My heart is heavy and my eyes keep spilling over. I found out last night that one of my fellow patient ambassadors, a woman I trained with in Atlanta last June, has been taken to Jesus already. She and I had the same disease, with the same receptivity to estrogen/progesterone and negativity to HER2. We were diagnosed around the same time and were on the same treatment. And she is already gone.

Earlier this week, I had the privilege to go to an event in Washington DC hosted by the Friends of Cancer Research in honor of the 5th anniversary of the passing of the breakthrough therapies designation. I got to see the video they created from my footage and the interviews with other lawmakers, government agencies, a fellow patient, and the Friends of Cancer Research (see below). I got to hear Dr. Francis Collins, director of the National Institutes of Health and leader of the Human Genome Project, say he believes that using the word "cure" about cancer is now something within the realm of possibility. He even addressed my fellow patient and me by name to tell us that we are the reason they do the work they do.

I heard from Janet Woodcock, director of the FDA's Center for Drug Evaluation and Research, that we are living in a day where the scientific advances in medicine are astounding, that life-changing drugs for all kinds of conditions are being approved daily and, thanks to the breakthrough therapies designation, are getting out to the patients as quickly as possible.

The new commissioner for the FDA, Dr. Scott Gottlieb was there, as well, hearing our stories and the passion every person in that room has for fighting cancer and eradicating it. I believe it is his desire as well.

I felt so encouraged to meet all these amazing people at the highest levels of our government health agencies and to find out they are passionate about bringing an end to these cancers that kill so many. I was inspired by their work and believed in the optimism that, by the time I need to try another plan of treatment, there will be another new drug ready to extend my life.

And then I found out that Kitty died. And she was actually the second woman I knew to die in the past week. Mara, a fellow Charlottesvillian with whom I have many mutual friends, as well as a mutual disease, was someone I'd emailed with several times but had never been able to meet in person. She died this week, too.

Kitty and Mara were women just like me. Literally just like me. And now they are gone. While Kitty was on a breakthrough therapy, my same breakthrough therapy, once it stopped working for her the other available options couldn't stop the progression. The exciting innovations being discovered daily in the NIH and the FDA didn't come fast enough for them. And now I'm not sure they'll be fast enough for me.

My bright hope from earlier this week has clouded over for the moment. Yes, I am doing pretty well right now. But Kitty was, too, just fifteen months ago, and now she's departed. The end can come so quickly. I had no idea. I feel an urgency now to do the things I've been procrastinating on, to weed out activities that don't have eternal significance or bring me great joy.

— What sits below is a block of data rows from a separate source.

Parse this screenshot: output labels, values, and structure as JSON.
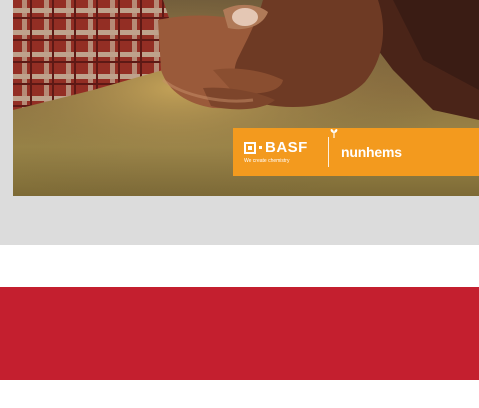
{
  "hero": {
    "logos": {
      "basf_name": "BASF",
      "basf_tagline": "We create chemistry",
      "partner_name": "nunhems"
    }
  },
  "colors": {
    "panel_gray": "#dcdcdc",
    "logo_orange": "#f39a1e",
    "banner_red": "#c41f2f"
  }
}
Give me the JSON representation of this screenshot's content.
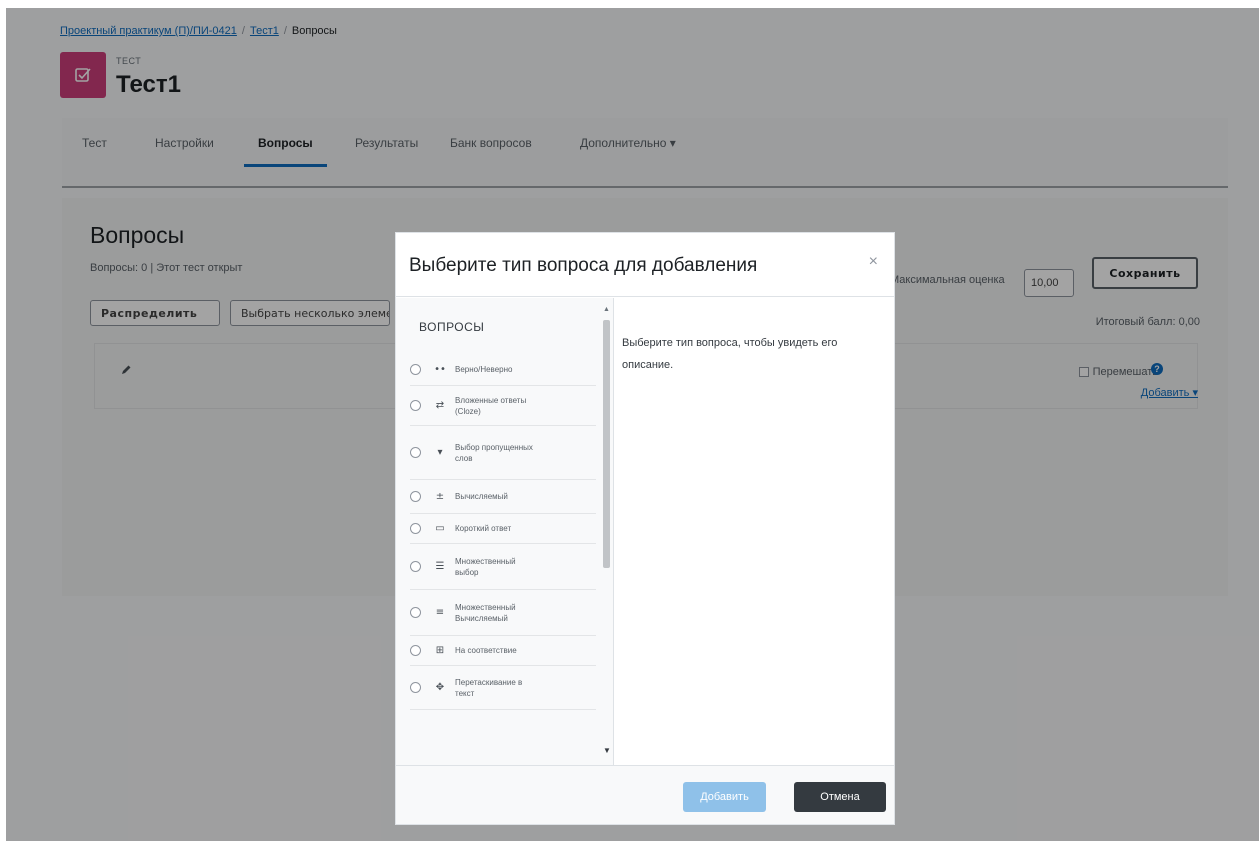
{
  "breadcrumb": {
    "course": "Проектный практикум (П)/ПИ-0421",
    "quiz": "Тест1",
    "current": "Вопросы",
    "separator": "/"
  },
  "header": {
    "kind": "ТЕСТ",
    "title": "Тест1",
    "icon": "quiz-icon",
    "icon_color": "#cb3d7a"
  },
  "nav": {
    "tabs": [
      "Тест",
      "Настройки",
      "Вопросы",
      "Результаты",
      "Банк вопросов",
      "Дополнительно ▾"
    ],
    "active": "Вопросы"
  },
  "page": {
    "title": "Вопросы",
    "info": "Вопросы: 0 | Этот тест открыт",
    "repaginate_label": "Распределить",
    "select_multiple_label": "Выбрать несколько элементов",
    "max_grade_label": "Максимальная оценка",
    "max_grade_value": "10,00",
    "save_label": "Сохранить",
    "total_grade": "Итоговый балл: 0,00",
    "shuffle_label": "Перемешать",
    "add_label": "Добавить ▾"
  },
  "modal": {
    "title": "Выберите тип вопроса для добавления",
    "close": "×",
    "section_heading": "ВОПРОСЫ",
    "items": [
      {
        "label": "Верно/Неверно",
        "icon": "dots-icon"
      },
      {
        "label": "Вложенные ответы (Cloze)",
        "icon": "cloze-icon"
      },
      {
        "label": "Выбор пропущенных слов",
        "icon": "dropdown-icon"
      },
      {
        "label": "Вычисляемый",
        "icon": "calculated-icon"
      },
      {
        "label": "Короткий ответ",
        "icon": "short-answer-icon"
      },
      {
        "label": "Множественный выбор",
        "icon": "multichoice-icon"
      },
      {
        "label": "Множественный Вычисляемый",
        "icon": "calculated-multi-icon"
      },
      {
        "label": "На соответствие",
        "icon": "match-icon"
      },
      {
        "label": "Перетаскивание в текст",
        "icon": "drag-icon"
      }
    ],
    "description": "Выберите тип вопроса, чтобы увидеть его описание.",
    "add_label": "Добавить",
    "cancel_label": "Отмена"
  },
  "colors": {
    "accent": "#0f6cbf",
    "add_button": "#8fc1e9",
    "cancel_button": "#343a40"
  }
}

My clouded hope is not an absence of hope, however. Christians never grieve like those who have no hope (1 Thess. 4:13). I believe there is another life to come and that I'll go there when my time here is done, however soon that may be. I believe Kitty and Mara went there, too, because they believed that they were unworthy, but rested in the faultless worthiness of Jesus Christ. I believe they are in a place where there is no more sickness, no more death, no crying or pain, where Jesus will tenderly wipe away every tear from our eyes (Rev. 21:4).

So there is hope. And there is sadness. This is the life we live.